With a lack of audience and schedules that deviated far from fashion week norms, the industry still seemed determined to live up to the cliche, “The show must go on!”
Amid the backdrop of the pandemic which was rapidly reaching its one year anniversary, designers leveraged their creativity and displayed their resilience, hosting a myriad of non-traditional shows, including hybrid physical/digital events that are likely to become a new normal in the seasons to come.
Louis Vuitton’s show was certainly a high point for the season. The world’s most valuable luxury brand was sans audience, but stuck with a traditional catwalk as they livestreamed from the Louvre in Paris.
Balmain took a different– but no less dramatic–approach. The label seized the opportunity of the new paradigm and created a film to showcase their newest collection. The setting was, of course, spectacular and unique. The label shot in an Air France hangar at Paris-Charles de Gaulle, using the wings of a grounded plane as the de facto stage.Balmain wasn’t the only brand to take a cinematic approach. Dior, never one to be shy about opulence, chose the Palais de Versailles as the setting for their film.
There were definitely some common themes throughout the shows. Playfulness and escapism were on full display, certainly in response to the constraints of the past year and all of our need to get out and have some fun. We’re thankful the designers were able to share some brightness and take us to beautiful locations, helping us forget, for a moment, that we’re stuck at home.
Of course, fashion week isn’t just about clothing. There were a lot of fabulous bags topping off the runway looks. Here are some of our favorites, all of which we cannot wait to get our hands on. For the data!
As we noted, Louis Vuitton held their audience-less show in the eerily empty Louvre museum in Paris, where models sauntered through the beautiful Michaelangelo and Daru Galleries to the music of Daft Punk. Taking inspiration from Ancient Greece, the collection showcased designs adorned by illustrations from the renowned Milanese interior and decorative object company Fornasetti
Fast forwarding a couple thousand years, Chanel’s production harkened back to the Parisian club scene of the 1970s. The collection itself was influenced by the label’s muse Stella Tennant, with “ski spirit” and even their own fall 1994 collection as inspiration. In lieu of the big spectacles at Paris’ Grand Palais for which the label is known, Chanel Creative Director Virginie Viard went for a different vibe this year. “I wanted to show in a small place, a club. I don’t like big rave venues;” she said. “I prefer that kind of place that is more intimate.”
Dior Creative Director Maria Grazia Chiur set her show at the opulent (if not ostentatious) Hall of Mirrors at the Palace of Versailles. With that backdrop and a number of nods to fairy tales, the show quite literally offered a reflection on the dangers of vanity. Chuir wanted to highlight the ongoing battle between appearance and character, a battle she attributes to the digital narcissism that is all too prevalent today.

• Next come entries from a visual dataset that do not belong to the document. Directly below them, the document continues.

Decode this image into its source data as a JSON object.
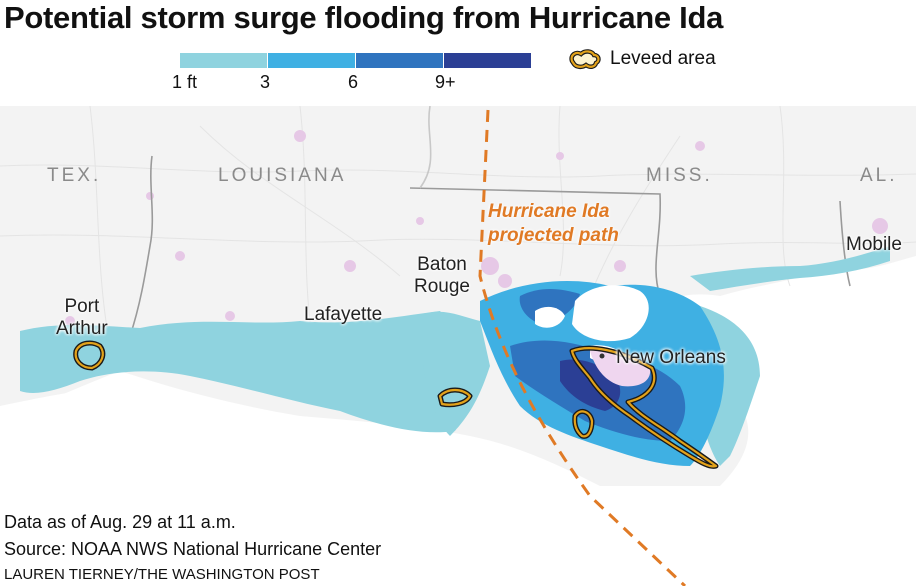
{
  "title": "Potential storm surge flooding from Hurricane Ida",
  "legend": {
    "ticks": [
      "1 ft",
      "3",
      "6",
      "9+"
    ],
    "colors": [
      "#8fd3df",
      "#3fb0e3",
      "#2f74bf",
      "#2b3f95"
    ],
    "levee_label": "Leveed area",
    "levee_color": "#e3a21a"
  },
  "states": [
    "TEX.",
    "LOUISIANA",
    "MISS.",
    "AL."
  ],
  "cities": {
    "port_arthur": "Port\nArthur",
    "lafayette": "Lafayette",
    "baton_rouge": "Baton\nRouge",
    "new_orleans": "New Orleans",
    "mobile": "Mobile"
  },
  "path_label": "Hurricane Ida\nprojected path",
  "path_color": "#e07a25",
  "footer": {
    "data_note": "Data as of Aug. 29 at 11 a.m.",
    "source": "Source: NOAA NWS National Hurricane Center",
    "credit": "LAUREN TIERNEY/THE WASHINGTON POST"
  }
}
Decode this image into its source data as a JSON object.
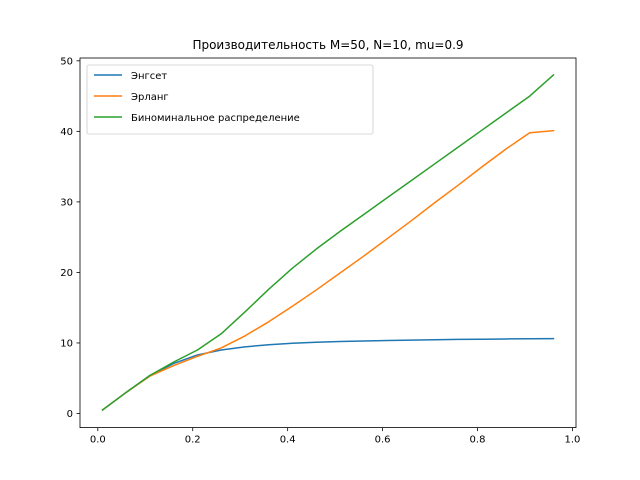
{
  "chart_data": {
    "type": "line",
    "title": "Производительность M=50, N=10, mu=0.9",
    "xlabel": "",
    "ylabel": "",
    "xlim": [
      -0.0375,
      1.0075
    ],
    "ylim": [
      -2.0,
      50.4
    ],
    "xticks": [
      0,
      0.2,
      0.4,
      0.6,
      0.8,
      1.0
    ],
    "xtick_labels": [
      "0.0",
      "0.2",
      "0.4",
      "0.6",
      "0.8",
      "1.0"
    ],
    "yticks": [
      0,
      10,
      20,
      30,
      40,
      50
    ],
    "ytick_labels": [
      "0",
      "10",
      "20",
      "30",
      "40",
      "50"
    ],
    "grid": false,
    "legend_position": "top-left",
    "x": [
      0.01,
      0.06,
      0.11,
      0.16,
      0.21,
      0.26,
      0.31,
      0.36,
      0.41,
      0.46,
      0.51,
      0.56,
      0.61,
      0.66,
      0.71,
      0.76,
      0.81,
      0.86,
      0.91,
      0.96
    ],
    "series": [
      {
        "name": "Энгсет",
        "color": "#1f77b4",
        "values": [
          0.5,
          3.0,
          5.4,
          7.1,
          8.3,
          9.0,
          9.45,
          9.75,
          9.95,
          10.1,
          10.2,
          10.28,
          10.35,
          10.4,
          10.45,
          10.5,
          10.53,
          10.57,
          10.6,
          10.62
        ]
      },
      {
        "name": "Эрланг",
        "color": "#ff7f0e",
        "values": [
          0.5,
          3.0,
          5.3,
          6.8,
          8.1,
          9.3,
          11.0,
          13.0,
          15.2,
          17.5,
          19.9,
          22.3,
          24.8,
          27.3,
          29.9,
          32.4,
          35.0,
          37.5,
          39.8,
          40.1
        ]
      },
      {
        "name": "Биноминальное распределение",
        "color": "#2ca02c",
        "values": [
          0.5,
          3.0,
          5.4,
          7.3,
          9.0,
          11.3,
          14.4,
          17.6,
          20.6,
          23.3,
          25.8,
          28.2,
          30.6,
          33.0,
          35.4,
          37.8,
          40.2,
          42.6,
          45.0,
          48.0
        ]
      }
    ]
  }
}
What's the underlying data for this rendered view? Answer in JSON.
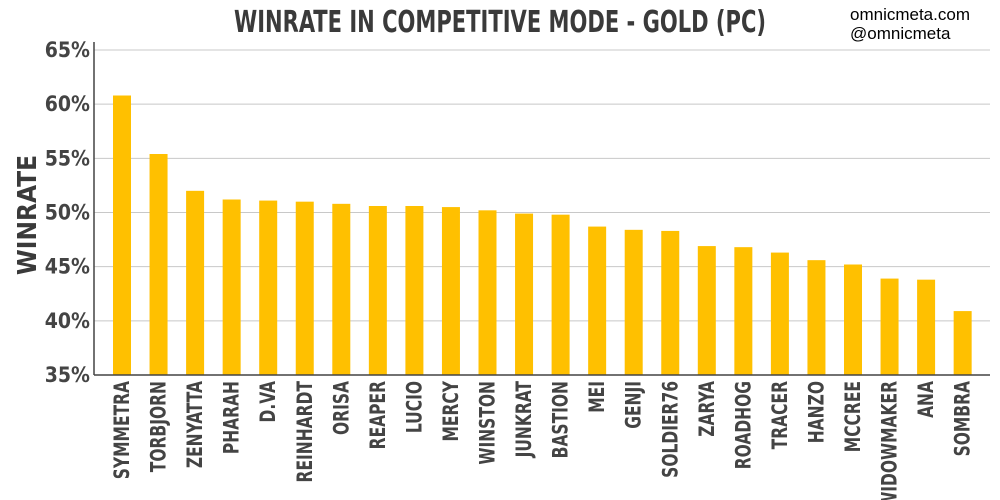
{
  "site": "omnicmeta.com",
  "handle": "@omnicmeta",
  "colors": {
    "bar": "#FFC000",
    "grid": "#c8c8c8",
    "axis": "#444444",
    "title": "#3a3a3a"
  },
  "chart_data": {
    "type": "bar",
    "title": "WINRATE IN COMPETITIVE MODE - GOLD (PC)",
    "xlabel": "",
    "ylabel": "WINRATE",
    "ylim": [
      35,
      65
    ],
    "yticks": [
      35,
      40,
      45,
      50,
      55,
      60,
      65
    ],
    "ytick_labels": [
      "35%",
      "40%",
      "45%",
      "50%",
      "55%",
      "60%",
      "65%"
    ],
    "grid": true,
    "legend": "none",
    "categories": [
      "SYMMETRA",
      "TORBJORN",
      "ZENYATTA",
      "PHARAH",
      "D.VA",
      "REINHARDT",
      "ORISA",
      "REAPER",
      "LUCIO",
      "MERCY",
      "WINSTON",
      "JUNKRAT",
      "BASTION",
      "MEI",
      "GENJI",
      "SOLDIER76",
      "ZARYA",
      "ROADHOG",
      "TRACER",
      "HANZO",
      "MCCREE",
      "WIDOWMAKER",
      "ANA",
      "SOMBRA"
    ],
    "values": [
      60.8,
      55.4,
      52.0,
      51.2,
      51.1,
      51.0,
      50.8,
      50.6,
      50.6,
      50.5,
      50.2,
      49.9,
      49.8,
      48.7,
      48.4,
      48.3,
      46.9,
      46.8,
      46.3,
      45.6,
      45.2,
      43.9,
      43.8,
      40.9
    ]
  }
}
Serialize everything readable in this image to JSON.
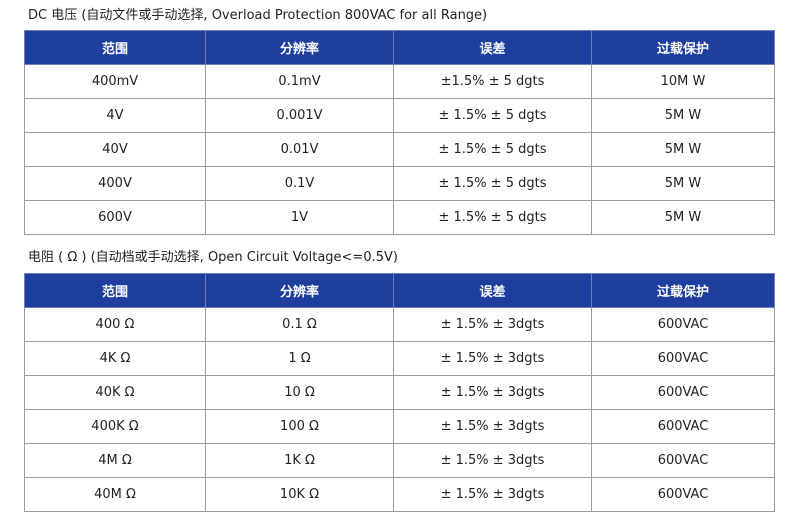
{
  "sections": [
    {
      "title": "DC 电压 (自动文件或手动选择, Overload Protection 800VAC for all Range)",
      "headers": [
        "范围",
        "分辨率",
        "误差",
        "过载保护"
      ],
      "rows": [
        [
          "400mV",
          "0.1mV",
          "±1.5% ± 5 dgts",
          "10M W"
        ],
        [
          "4V",
          "0.001V",
          "± 1.5% ± 5 dgts",
          "5M W"
        ],
        [
          "40V",
          "0.01V",
          "± 1.5% ± 5 dgts",
          "5M W"
        ],
        [
          "400V",
          "0.1V",
          "± 1.5% ± 5 dgts",
          "5M W"
        ],
        [
          "600V",
          "1V",
          "± 1.5% ± 5 dgts",
          "5M W"
        ]
      ]
    },
    {
      "title": "电阻 ( Ω ) (自动档或手动选择, Open Circuit Voltage<=0.5V)",
      "headers": [
        "范围",
        "分辨率",
        "误差",
        "过载保护"
      ],
      "rows": [
        [
          "400 Ω",
          "0.1 Ω",
          "± 1.5% ± 3dgts",
          "600VAC"
        ],
        [
          "4K Ω",
          "1 Ω",
          "± 1.5% ± 3dgts",
          "600VAC"
        ],
        [
          "40K Ω",
          "10 Ω",
          "± 1.5% ± 3dgts",
          "600VAC"
        ],
        [
          "400K Ω",
          "100 Ω",
          "± 1.5% ± 3dgts",
          "600VAC"
        ],
        [
          "4M Ω",
          "1K Ω",
          "± 1.5% ± 3dgts",
          "600VAC"
        ],
        [
          "40M Ω",
          "10K Ω",
          "± 1.5% ± 3dgts",
          "600VAC"
        ]
      ]
    }
  ]
}
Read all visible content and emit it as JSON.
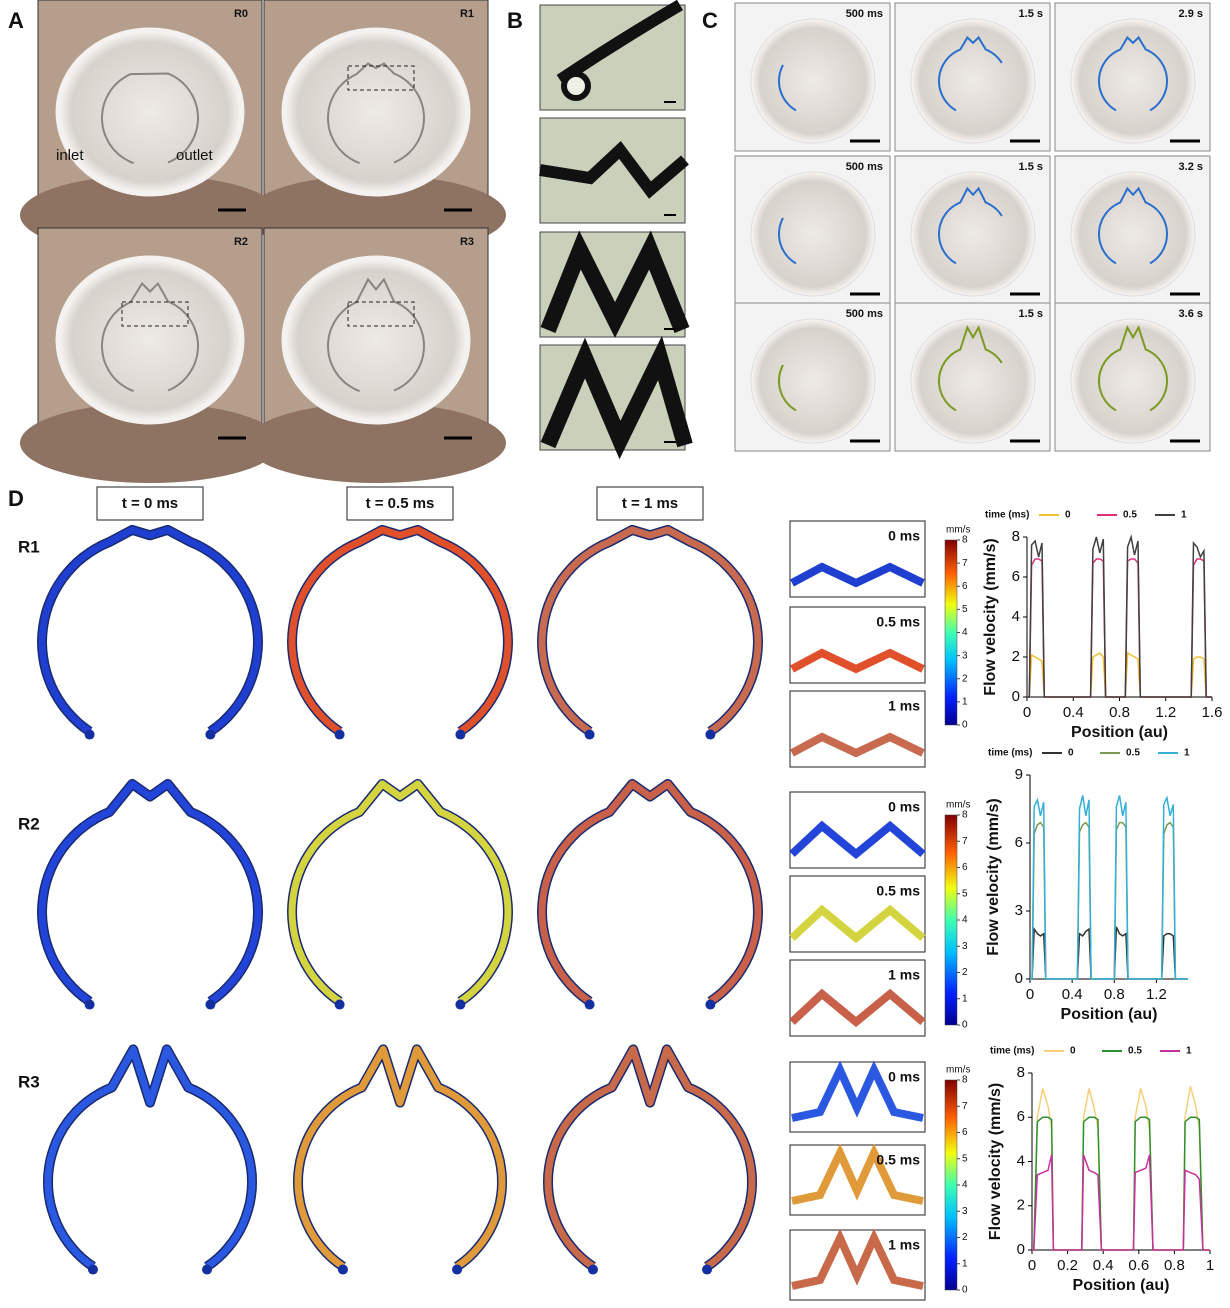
{
  "panels": {
    "A": {
      "label": "A",
      "images": [
        "R0",
        "R1",
        "R2",
        "R3"
      ],
      "inlet": "inlet",
      "outlet": "outlet"
    },
    "B": {
      "label": "B"
    },
    "C": {
      "label": "C",
      "times": [
        [
          "500 ms",
          "1.5 s",
          "2.9 s"
        ],
        [
          "500 ms",
          "1.5 s",
          "3.2 s"
        ],
        [
          "500 ms",
          "1.5 s",
          "3.6 s"
        ]
      ]
    },
    "D": {
      "label": "D",
      "headers": [
        "t = 0 ms",
        "t = 0.5 ms",
        "t = 1 ms"
      ],
      "rows": [
        "R1",
        "R2",
        "R3"
      ],
      "zoom_labels": [
        "0 ms",
        "0.5 ms",
        "1 ms"
      ],
      "colorbar_unit": "mm/s",
      "colorbar_ticks": [
        0,
        1,
        2,
        3,
        4,
        5,
        6,
        7,
        8
      ]
    }
  },
  "chart_data": [
    {
      "type": "line",
      "x_label": "Position (au)",
      "y_label": "Flow velocity (mm/s)",
      "legend_title": "time (ms)",
      "x": [
        0,
        0.02,
        0.04,
        0.07,
        0.1,
        0.13,
        0.15,
        0.55,
        0.57,
        0.6,
        0.63,
        0.66,
        0.68,
        0.85,
        0.87,
        0.9,
        0.93,
        0.96,
        0.98,
        1.42,
        1.44,
        1.47,
        1.5,
        1.53,
        1.55,
        1.6
      ],
      "series": [
        {
          "name": "0",
          "color": "#f0c030",
          "values": [
            0,
            0,
            2.1,
            2.0,
            1.9,
            1.8,
            0,
            0,
            2.0,
            2.1,
            2.2,
            2.0,
            0,
            0,
            2.2,
            2.1,
            2.0,
            1.9,
            0,
            0,
            1.9,
            2.0,
            2.0,
            1.9,
            0,
            0
          ]
        },
        {
          "name": "0.5",
          "color": "#e0307a",
          "values": [
            0,
            0,
            6.6,
            6.9,
            6.9,
            6.8,
            0,
            0,
            6.7,
            6.9,
            6.9,
            6.8,
            0,
            0,
            6.8,
            6.9,
            6.9,
            6.7,
            0,
            0,
            6.6,
            6.9,
            6.9,
            6.8,
            0,
            0
          ]
        },
        {
          "name": "1",
          "color": "#404040",
          "values": [
            0,
            0,
            7.6,
            7.8,
            7.0,
            7.7,
            0,
            0,
            7.4,
            8.0,
            7.2,
            7.9,
            0,
            0,
            7.5,
            8.0,
            7.1,
            7.8,
            0,
            0,
            7.7,
            7.5,
            7.0,
            7.3,
            0,
            0
          ]
        }
      ],
      "xlim": [
        0,
        1.6
      ],
      "xticks": [
        0,
        0.4,
        0.8,
        1.2,
        1.6
      ],
      "ylim": [
        0,
        8
      ],
      "yticks": [
        0,
        2,
        4,
        6,
        8
      ]
    },
    {
      "type": "line",
      "x_label": "Position (au)",
      "y_label": "Flow velocity (mm/s)",
      "legend_title": "time (ms)",
      "x": [
        0,
        0.02,
        0.04,
        0.07,
        0.1,
        0.13,
        0.15,
        0.45,
        0.47,
        0.5,
        0.53,
        0.56,
        0.58,
        0.8,
        0.82,
        0.85,
        0.88,
        0.91,
        0.93,
        1.25,
        1.27,
        1.3,
        1.33,
        1.36,
        1.38,
        1.5
      ],
      "series": [
        {
          "name": "0",
          "color": "#333333",
          "values": [
            0,
            0,
            2.2,
            2.0,
            1.9,
            2.0,
            0,
            0,
            2.0,
            1.9,
            2.1,
            2.2,
            0,
            0,
            2.3,
            2.0,
            1.9,
            2.0,
            0,
            0,
            1.9,
            2.0,
            2.0,
            1.9,
            0,
            0
          ]
        },
        {
          "name": "0.5",
          "color": "#7a9a50",
          "values": [
            0,
            0,
            6.4,
            6.8,
            6.9,
            6.7,
            0,
            0,
            6.5,
            6.8,
            6.9,
            6.7,
            0,
            0,
            6.6,
            6.9,
            6.9,
            6.7,
            0,
            0,
            6.4,
            6.8,
            6.9,
            6.7,
            0,
            0
          ]
        },
        {
          "name": "1",
          "color": "#35b0d8",
          "values": [
            0,
            0,
            7.6,
            7.9,
            7.2,
            7.8,
            0,
            0,
            7.5,
            8.1,
            7.2,
            7.9,
            0,
            0,
            7.6,
            8.1,
            7.2,
            7.8,
            0,
            0,
            7.7,
            8.0,
            7.2,
            7.7,
            0,
            0
          ]
        }
      ],
      "xlim": [
        0,
        1.5
      ],
      "xticks": [
        0,
        0.4,
        0.8,
        1.2
      ],
      "ylim": [
        0,
        9
      ],
      "yticks": [
        0,
        3,
        6,
        9
      ]
    },
    {
      "type": "line",
      "x_label": "Position (au)",
      "y_label": "Flow velocity (mm/s)",
      "legend_title": "time (ms)",
      "x": [
        0,
        0.01,
        0.03,
        0.06,
        0.09,
        0.11,
        0.12,
        0.28,
        0.29,
        0.32,
        0.35,
        0.37,
        0.39,
        0.57,
        0.58,
        0.61,
        0.64,
        0.66,
        0.68,
        0.85,
        0.86,
        0.89,
        0.92,
        0.94,
        0.96,
        1
      ],
      "series": [
        {
          "name": "0",
          "color": "#f5cf7a",
          "values": [
            0,
            0,
            6.0,
            7.3,
            6.5,
            5.5,
            0,
            0,
            6.0,
            7.3,
            6.4,
            5.5,
            0,
            0,
            6.0,
            7.3,
            6.5,
            5.4,
            0,
            0,
            6.0,
            7.4,
            6.5,
            5.5,
            0,
            0
          ]
        },
        {
          "name": "0.5",
          "color": "#2f8f2f",
          "values": [
            0,
            0,
            5.8,
            6.0,
            6.0,
            5.9,
            0,
            0,
            5.8,
            6.0,
            6.0,
            5.9,
            0,
            0,
            5.8,
            6.0,
            6.0,
            5.9,
            0,
            0,
            5.8,
            6.0,
            6.0,
            5.9,
            0,
            0
          ]
        },
        {
          "name": "1",
          "color": "#c8309e",
          "values": [
            0,
            0,
            3.4,
            3.5,
            3.6,
            4.3,
            0,
            0,
            4.3,
            3.6,
            3.5,
            3.4,
            0,
            0,
            3.5,
            3.6,
            3.7,
            4.3,
            0,
            0,
            3.6,
            3.5,
            3.4,
            3.2,
            0,
            0
          ]
        }
      ],
      "xlim": [
        0,
        1
      ],
      "xticks": [
        0,
        0.2,
        0.4,
        0.6,
        0.8,
        1
      ],
      "ylim": [
        0,
        8
      ],
      "yticks": [
        0,
        2,
        4,
        6,
        8
      ]
    }
  ]
}
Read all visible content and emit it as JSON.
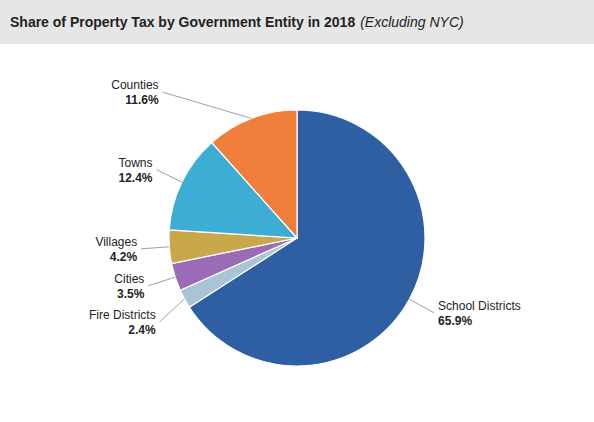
{
  "chart_data": {
    "type": "pie",
    "title": "Share of Property Tax by Government Entity in 2018",
    "subtitle": "(Excluding NYC)",
    "categories": [
      "School Districts",
      "Fire Districts",
      "Cities",
      "Villages",
      "Towns",
      "Counties"
    ],
    "values": [
      65.9,
      2.4,
      3.5,
      4.2,
      12.4,
      11.6
    ],
    "value_labels": [
      "65.9%",
      "2.4%",
      "3.5%",
      "4.2%",
      "12.4%",
      "11.6%"
    ],
    "colors": [
      "#2E5FA3",
      "#A8C4D5",
      "#9B6BB5",
      "#C9A84C",
      "#3DADD4",
      "#F07F3C"
    ],
    "data_labels": true
  }
}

Like Louis Vuitton, the Hermès show was streamed live, but in what is most definitely a first, the show was presented from three different continents. First was a dance sequence, shot in New York City. The show then cut to the runway in Paris before closing with another dance piece, this time half a world away in Shanghai. Creative Director Vanhee-Cybulski’s said of her collection, “The message to the world is that I have this conviction of designing clothes for a confident woman. It was about resilience.”
Acknowledging the massive impact of the pandemic on fashion, Miuccia Prada and Raf Simmons presented a collection defined by ease and movement yet one that still displayed the brand’s classic elegance and glamour.